Now what I also could do is write a script to parse the shape files, construct polygons in sdl or love2d, and save it to a surface with simplified colors, and output that to bmp.

It's perfectly doable, but technically I'm on savings and supposed to be calling companies right now to see if I can get hired instead of being a bum :P

Comments
  • 7
    Suggestion for dealing with ocean, build a terrain map using topographical data and key using that. Some free terrain datasets https://www.opentopodata.org/
  • 1
    Admittedly, this is... More work...
  • 2
    Also, anything involving coordinate systems is a bit crazy. Having messed up more than one.
  • 2
    Actually that's not a bad idea at all.
    Api limitation would take ages on that site, but in theory, if I open the maps and align and scale them (so we get a roughly one to one correspondance between the pixels on each), then its striaghtforward to consume the one biome map, use the elevation map as a key, and then using PIL, copy and output only those source image pixels which would be above sea level.

    This of course wont work for death valley, but that'll be easy enough to fill in by hand. Lot quicker than hand editing the full map too.

    Thank you Atheist!
    Cant believe I didnt consider this before.
  • 3
    Think you can also host locally or get a free topographical dataset and parse (looks like their docs link to some), or just, yes match image sizes, key from that.
  • 2
    Soon as I heard "and I'll do this manually for data", I was like, "That sounds boring, how can we cheat..." 😂
  • 3
    @atheist beats building a full parser/renderer for 17gbs worth of shapefiles.
  • 5
    In the mid-90s I had a job converting 75 degree paper maps to digital maps for the government. I had a digitizing table with a janky mouse-like device that had magnetic wire crosshairs that I’d have to align with whatever feature I was mapping. Usually roads and boundary lines. Just pointing and clicking to make dot-to-dot sets of arcs that would translate to coordinate points in an ESRI Arc-GIS Oracle database. Then I had to write and run scripts to clean up the data for storing in a digital warehouse. It was time-consuming and tedious work. In the end I mapped millions of acres.
  • 5
    I graduated from a reputable maps school here in Nova Scotia, I didn’t take anything really related to Gis since I was in the programming course, but it’s really quite neat and way more involved than I had expected it to be.

    Maps are cool.
  • 2
    @stackodev that sounds like the coolest fucking job. Thank you for your blood sweat and tears.

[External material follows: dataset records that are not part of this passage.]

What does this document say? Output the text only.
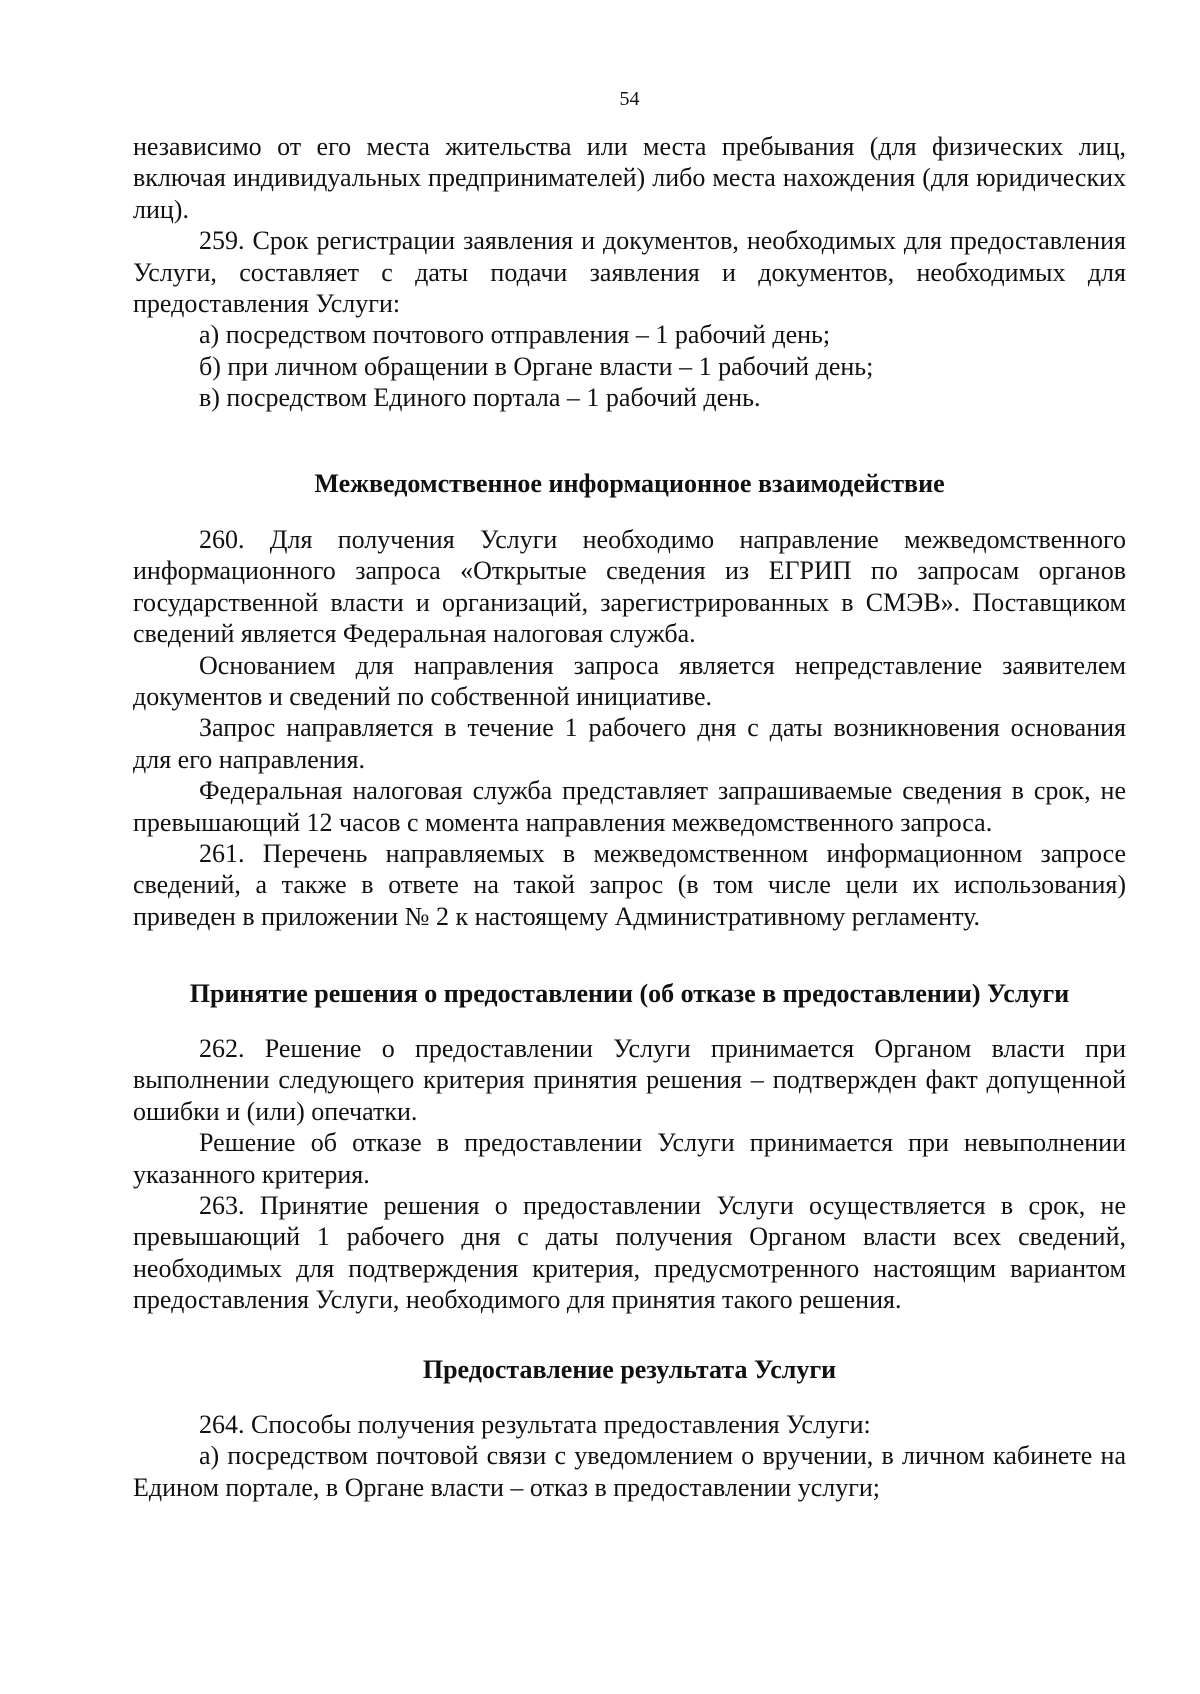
54

независимо от его места жительства или места пребывания (для физических лиц, включая индивидуальных предпринимателей) либо места нахождения (для юридических лиц).

259. Срок регистрации заявления и документов, необходимых для предоставления Услуги, составляет с даты подачи заявления и документов, необходимых для предоставления Услуги:

а) посредством почтового отправления – 1 рабочий день;

б) при личном обращении в Органе власти – 1 рабочий день;

в) посредством Единого портала – 1 рабочий день.

Межведомственное информационное взаимодействие

260. Для получения Услуги необходимо направление межведомственного информационного запроса «Открытые сведения из ЕГРИП по запросам органов государственной власти и организаций, зарегистрированных в СМЭВ». Поставщиком сведений является Федеральная налоговая служба.

Основанием для направления запроса является непредставление заявителем документов и сведений по собственной инициативе.

Запрос направляется в течение 1 рабочего дня с даты возникновения основания для его направления.

Федеральная налоговая служба представляет запрашиваемые сведения в срок, не превышающий 12 часов с момента направления межведомственного запроса.

261. Перечень направляемых в межведомственном информационном запросе сведений, а также в ответе на такой запрос (в том числе цели их использования) приведен в приложении № 2 к настоящему Административному регламенту.

Принятие решения о предоставлении (об отказе в предоставлении) Услуги

262. Решение о предоставлении Услуги принимается Органом власти при выполнении следующего критерия принятия решения – подтвержден факт допущенной ошибки и (или) опечатки.

Решение об отказе в предоставлении Услуги принимается при невыполнении указанного критерия.

263. Принятие решения о предоставлении Услуги осуществляется в срок, не превышающий 1 рабочего дня с даты получения Органом власти всех сведений, необходимых для подтверждения критерия, предусмотренного настоящим вариантом предоставления Услуги, необходимого для принятия такого решения.

Предоставление результата Услуги

264. Способы получения результата предоставления Услуги:

а) посредством почтовой связи с уведомлением о вручении, в личном кабинете на Едином портале, в Органе власти – отказ в предоставлении услуги;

    We've come a long way in some ways.
  • 1
    @TurtleTheDev holy shit, that's so far north you-re probably a viking.

    Maps really are cool.

    I'll mail you one so you can navigate and sail the ol' long boat down to my neck of the woods.
  • 2
    @Wisecrack Thanks. I deeply regret not doing a separate contract which was getting on a 4-wheeler and driving out into the national forest to take GPS points of various roads. What a cool experience that would’ve been. I often wonder whether I would’ve enjoyed a GIS career more than this web dev career I’ve had for 25 years. I could’ve even gotten into the remote sensing industry and maybe even done some stuff with satellites with LiDAR and such.
  • 0
    @stackodev Is it too late to dream different dreams, dreams you dreamed so long ago?
  • 1
    @Wisecrack It feels like it. I’m older and getting weary of building any kind of career. Planning on trying to retire early and get more meaning out of life than a constant grind 8:30-5:30 job in anything at all. Maybe I’ll finally try to finish writing one of the many manuscripts I started over the years and become a published author.
  • 0
    @Nanos why are nautical 'miles' measured in meters though? Was it like the brits trying to assert themselves on their american cousins?
  • 0
    @Nanos 14 pt is getting too small for me. I have progressive lenses and 16 is the most comfortable.